Honestly, I’ve been a bit of a mess. I’ve cried a few times thinking about the wonder of it all, but also remembering the all too familiar sting of pain at the loss of my first little angel. Granted, I was pregnant again the Mother’s Day after my miscarriage, but I still thought about the fact that my little angel would have been 4 months old.
Today my heart is heavy for those struggling with infertility. It’s heavy for those who have lost babies. It’s heavy for those who can no longer call their mother’s today to wish them a Happy Mother’s Day. It’s heavy for those in foster care or orphanages who don’t know who their mother is. It’s heavy for those who have severed relationships with their mother for whatever reason. Several friends come to mind, and my heart grieves for you, but my prayers continue for you.
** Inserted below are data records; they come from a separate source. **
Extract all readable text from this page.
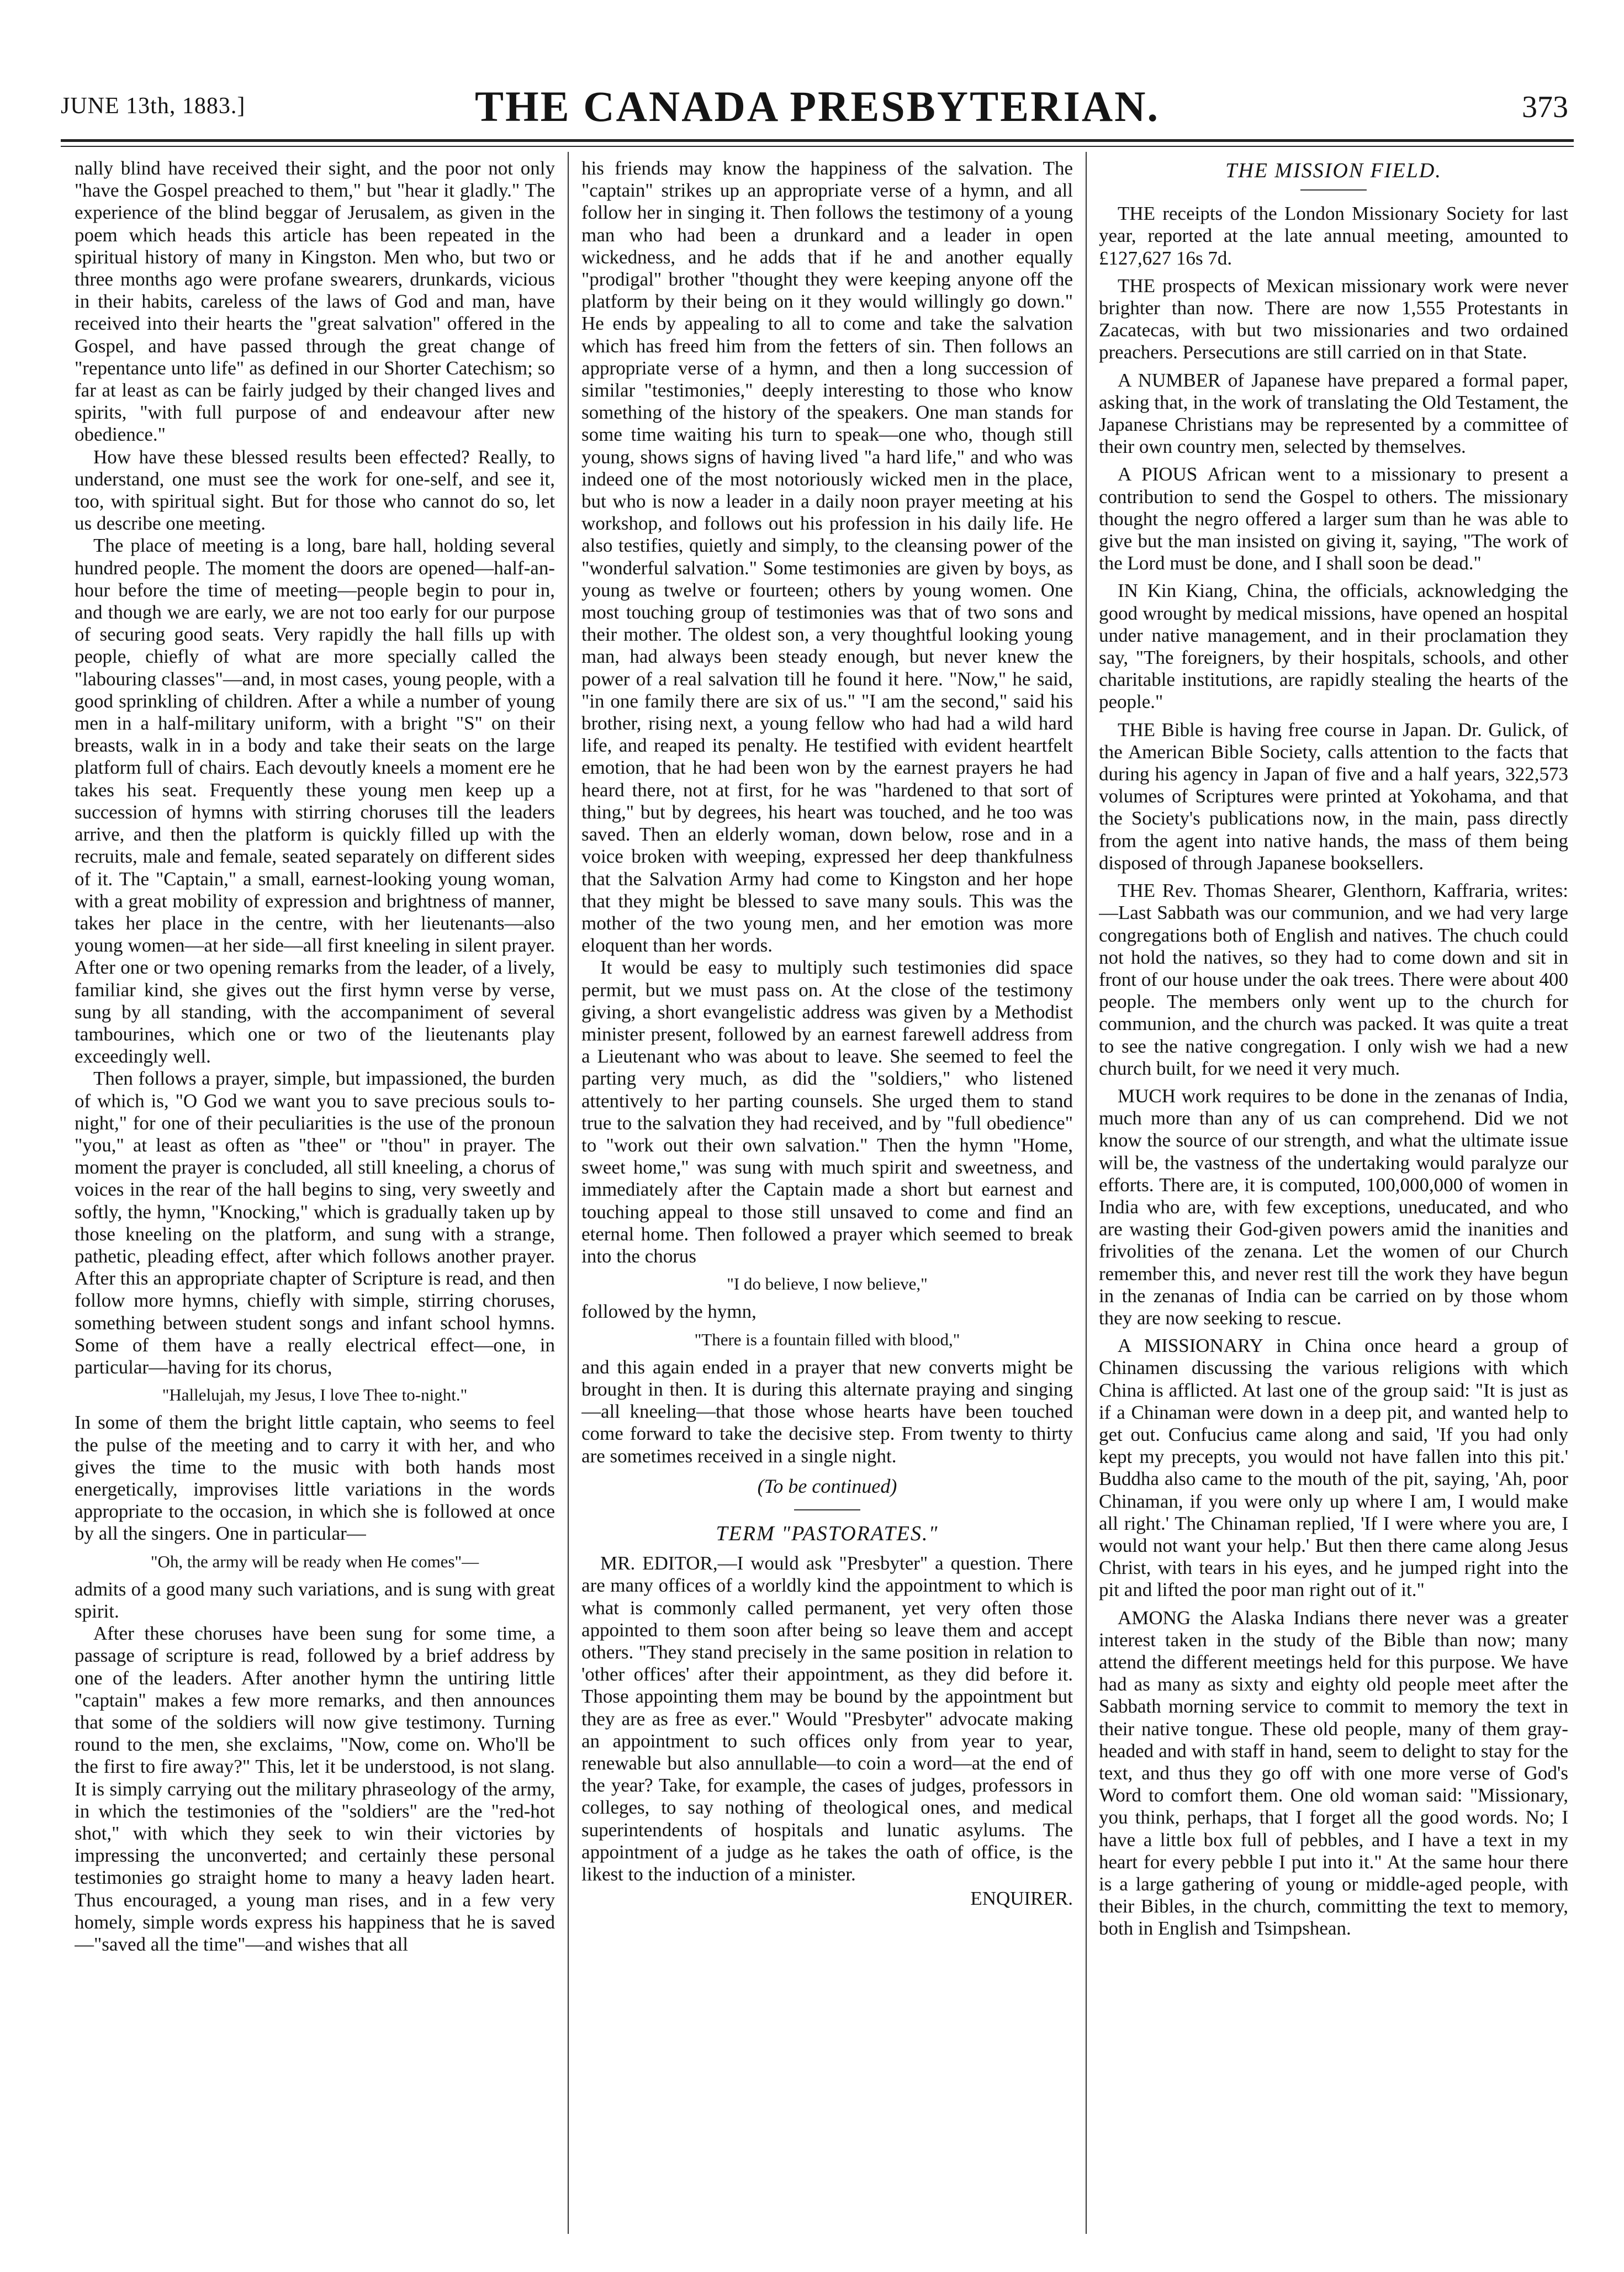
JUNE 13th, 1883.]	THE CANADA PRESBYTERIAN.	373

nally blind have received their sight, and the poor not only "have the Gospel preached to them," but "hear it gladly." The experience of the blind beggar of Jerusalem, as given in the poem which heads this article has been repeated in the spiritual history of many in Kingston. Men who, but two or three months ago were profane swearers, drunkards, vicious in their habits, careless of the laws of God and man, have received into their hearts the "great salvation" offered in the Gospel, and have passed through the great change of "repentance unto life" as defined in our Shorter Catechism; so far at least as can be fairly judged by their changed lives and spirits, "with full purpose of and endeavour after new obedience."

How have these blessed results been effected? Really, to understand, one must see the work for one-self, and see it, too, with spiritual sight. But for those who cannot do so, let us describe one meeting.

The place of meeting is a long, bare hall, holding several hundred people. The moment the doors are opened—half-an-hour before the time of meeting—people begin to pour in, and though we are early, we are not too early for our purpose of securing good seats. Very rapidly the hall fills up with people, chiefly of what are more specially called the "labouring classes"—and, in most cases, young people, with a good sprinkling of children. After a while a number of young men in a half-military uniform, with a bright "S" on their breasts, walk in in a body and take their seats on the large platform full of chairs. Each devoutly kneels a moment ere he takes his seat. Frequently these young men keep up a succession of hymns with stirring choruses till the leaders arrive, and then the platform is quickly filled up with the recruits, male and female, seated separately on different sides of it. The "Captain," a small, earnest-looking young woman, with a great mobility of expression and brightness of manner, takes her place in the centre, with her lieutenants—also young women—at her side—all first kneeling in silent prayer. After one or two opening remarks from the leader, of a lively, familiar kind, she gives out the first hymn verse by verse, sung by all standing, with the accompaniment of several tambourines, which one or two of the lieutenants play exceedingly well.

Then follows a prayer, simple, but impassioned, the burden of which is, "O God we want you to save precious souls to-night," for one of their peculiarities is the use of the pronoun "you," at least as often as "thee" or "thou" in prayer. The moment the prayer is concluded, all still kneeling, a chorus of voices in the rear of the hall begins to sing, very sweetly and softly, the hymn, "Knocking," which is gradually taken up by those kneeling on the platform, and sung with a strange, pathetic, pleading effect, after which follows another prayer. After this an appropriate chapter of Scripture is read, and then follow more hymns, chiefly with simple, stirring choruses, something between student songs and infant school hymns. Some of them have a really electrical effect—one, in particular—having for its chorus,

"Hallelujah, my Jesus, I love Thee to-night."

In some of them the bright little captain, who seems to feel the pulse of the meeting and to carry it with her, and who gives the time to the music with both hands most energetically, improvises little variations in the words appropriate to the occasion, in which she is followed at once by all the singers. One in particular—

"Oh, the army will be ready when He comes"—

admits of a good many such variations, and is sung with great spirit.

After these choruses have been sung for some time, a passage of scripture is read, followed by a brief address by one of the leaders. After another hymn the untiring little "captain" makes a few more remarks, and then announces that some of the soldiers will now give testimony. Turning round to the men, she exclaims, "Now, come on. Who'll be the first to fire away?" This, let it be understood, is not slang. It is simply carrying out the military phraseology of the army, in which the testimonies of the "soldiers" are the "red-hot shot," with which they seek to win their victories by impressing the unconverted; and certainly these personal testimonies go straight home to many a heavy laden heart. Thus encouraged, a young man rises, and in a few very homely, simple words express his happiness that he is saved—"saved all the time"—and wishes that all

his friends may know the happiness of the salvation. The "captain" strikes up an appropriate verse of a hymn, and all follow her in singing it. Then follows the testimony of a young man who had been a drunkard and a leader in open wickedness, and he adds that if he and another equally "prodigal" brother "thought they were keeping anyone off the platform by their being on it they would willingly go down." He ends by appealing to all to come and take the salvation which has freed him from the fetters of sin. Then follows an appropriate verse of a hymn, and then a long succession of similar "testimonies," deeply interesting to those who know something of the history of the speakers. One man stands for some time waiting his turn to speak—one who, though still young, shows signs of having lived "a hard life," and who was indeed one of the most notoriously wicked men in the place, but who is now a leader in a daily noon prayer meeting at his workshop, and follows out his profession in his daily life. He also testifies, quietly and simply, to the cleansing power of the "wonderful salvation." Some testimonies are given by boys, as young as twelve or fourteen; others by young women. One most touching group of testimonies was that of two sons and their mother. The oldest son, a very thoughtful looking young man, had always been steady enough, but never knew the power of a real salvation till he found it here. "Now," he said, "in one family there are six of us." "I am the second," said his brother, rising next, a young fellow who had had a wild hard life, and reaped its penalty. He testified with evident heartfelt emotion, that he had been won by the earnest prayers he had heard there, not at first, for he was "hardened to that sort of thing," but by degrees, his heart was touched, and he too was saved. Then an elderly woman, down below, rose and in a voice broken with weeping, expressed her deep thankfulness that the Salvation Army had come to Kingston and her hope that they might be blessed to save many souls. This was the mother of the two young men, and her emotion was more eloquent than her words.

It would be easy to multiply such testimonies did space permit, but we must pass on. At the close of the testimony giving, a short evangelistic address was given by a Methodist minister present, followed by an earnest farewell address from a Lieutenant who was about to leave. She seemed to feel the parting very much, as did the "soldiers," who listened attentively to her parting counsels. She urged them to stand true to the salvation they had received, and by "full obedience" to "work out their own salvation." Then the hymn "Home, sweet home," was sung with much spirit and sweetness, and immediately after the Captain made a short but earnest and touching appeal to those still unsaved to come and find an eternal home. Then followed a prayer which seemed to break into the chorus

"I do believe, I now believe,"

followed by the hymn,

"There is a fountain filled with blood,"

and this again ended in a prayer that new converts might be brought in then. It is during this alternate praying and singing—all kneeling—that those whose hearts have been touched come forward to take the decisive step. From twenty to thirty are sometimes received in a single night.

(To be continued)
TERM "PASTORATES."

MR. EDITOR,—I would ask "Presbyter" a question. There are many offices of a worldly kind the appointment to which is what is commonly called permanent, yet very often those appointed to them soon after being so leave them and accept others. "They stand precisely in the same position in relation to 'other offices' after their appointment, as they did before it. Those appointing them may be bound by the appointment but they are as free as ever." Would "Presbyter" advocate making an appointment to such offices only from year to year, renewable but also annullable—to coin a word—at the end of the year? Take, for example, the cases of judges, professors in colleges, to say nothing of theological ones, and medical superintendents of hospitals and lunatic asylums. The appointment of a judge as he takes the oath of office, is the likest to the induction of a minister.

ENQUIRER.

THE MISSION FIELD.

THE receipts of the London Missionary Society for last year, reported at the late annual meeting, amounted to £127,627 16s 7d.

THE prospects of Mexican missionary work were never brighter than now. There are now 1,555 Protestants in Zacatecas, with but two missionaries and two ordained preachers. Persecutions are still carried on in that State.

A NUMBER of Japanese have prepared a formal paper, asking that, in the work of translating the Old Testament, the Japanese Christians may be represented by a committee of their own country men, selected by themselves.

A PIOUS African went to a missionary to present a contribution to send the Gospel to others. The missionary thought the negro offered a larger sum than he was able to give but the man insisted on giving it, saying, "The work of the Lord must be done, and I shall soon be dead."

IN Kin Kiang, China, the officials, acknowledging the good wrought by medical missions, have opened an hospital under native management, and in their proclamation they say, "The foreigners, by their hospitals, schools, and other charitable institutions, are rapidly stealing the hearts of the people."

THE Bible is having free course in Japan. Dr. Gulick, of the American Bible Society, calls attention to the facts that during his agency in Japan of five and a half years, 322,573 volumes of Scriptures were printed at Yokohama, and that the Society's publications now, in the main, pass directly from the agent into native hands, the mass of them being disposed of through Japanese booksellers.

THE Rev. Thomas Shearer, Glenthorn, Kaffraria, writes:—Last Sabbath was our communion, and we had very large congregations both of English and natives. The chuch could not hold the natives, so they had to come down and sit in front of our house under the oak trees. There were about 400 people. The members only went up to the church for communion, and the church was packed. It was quite a treat to see the native congregation. I only wish we had a new church built, for we need it very much.

MUCH work requires to be done in the zenanas of India, much more than any of us can comprehend. Did we not know the source of our strength, and what the ultimate issue will be, the vastness of the undertaking would paralyze our efforts. There are, it is computed, 100,000,000 of women in India who are, with few exceptions, uneducated, and who are wasting their God-given powers amid the inanities and frivolities of the zenana. Let the women of our Church remember this, and never rest till the work they have begun in the zenanas of India can be carried on by those whom they are now seeking to rescue.

A MISSIONARY in China once heard a group of Chinamen discussing the various religions with which China is afflicted. At last one of the group said: "It is just as if a Chinaman were down in a deep pit, and wanted help to get out. Confucius came along and said, 'If you had only kept my precepts, you would not have fallen into this pit.' Buddha also came to the mouth of the pit, saying, 'Ah, poor Chinaman, if you were only up where I am, I would make all right.' The Chinaman replied, 'If I were where you are, I would not want your help.' But then there came along Jesus Christ, with tears in his eyes, and he jumped right into the pit and lifted the poor man right out of it."

AMONG the Alaska Indians there never was a greater interest taken in the study of the Bible than now; many attend the different meetings held for this purpose. We have had as many as sixty and eighty old people meet after the Sabbath morning service to commit to memory the text in their native tongue. These old people, many of them gray-headed and with staff in hand, seem to delight to stay for the text, and thus they go off with one more verse of God's Word to comfort them. One old woman said: "Missionary, you think, perhaps, that I forget all the good words. No; I have a little box full of pebbles, and I have a text in my heart for every pebble I put into it." At the same hour there is a large gathering of young or middle-aged people, with their Bibles, in the church, committing the text to memory, both in English and Tsimpshean.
When I say God blessed me with Shiloh, I’m not saying you aren’t blessed. We are ALL so very blessed. Some, in different ways than others. But we all have so very much to be thankful for.
So today, know that you are thought of, prayed for, and loved. Take joy in knowing that you can be a spiritual mother to many. There are so many hurting, broken children in the world. More importantly, never lose hope for the future.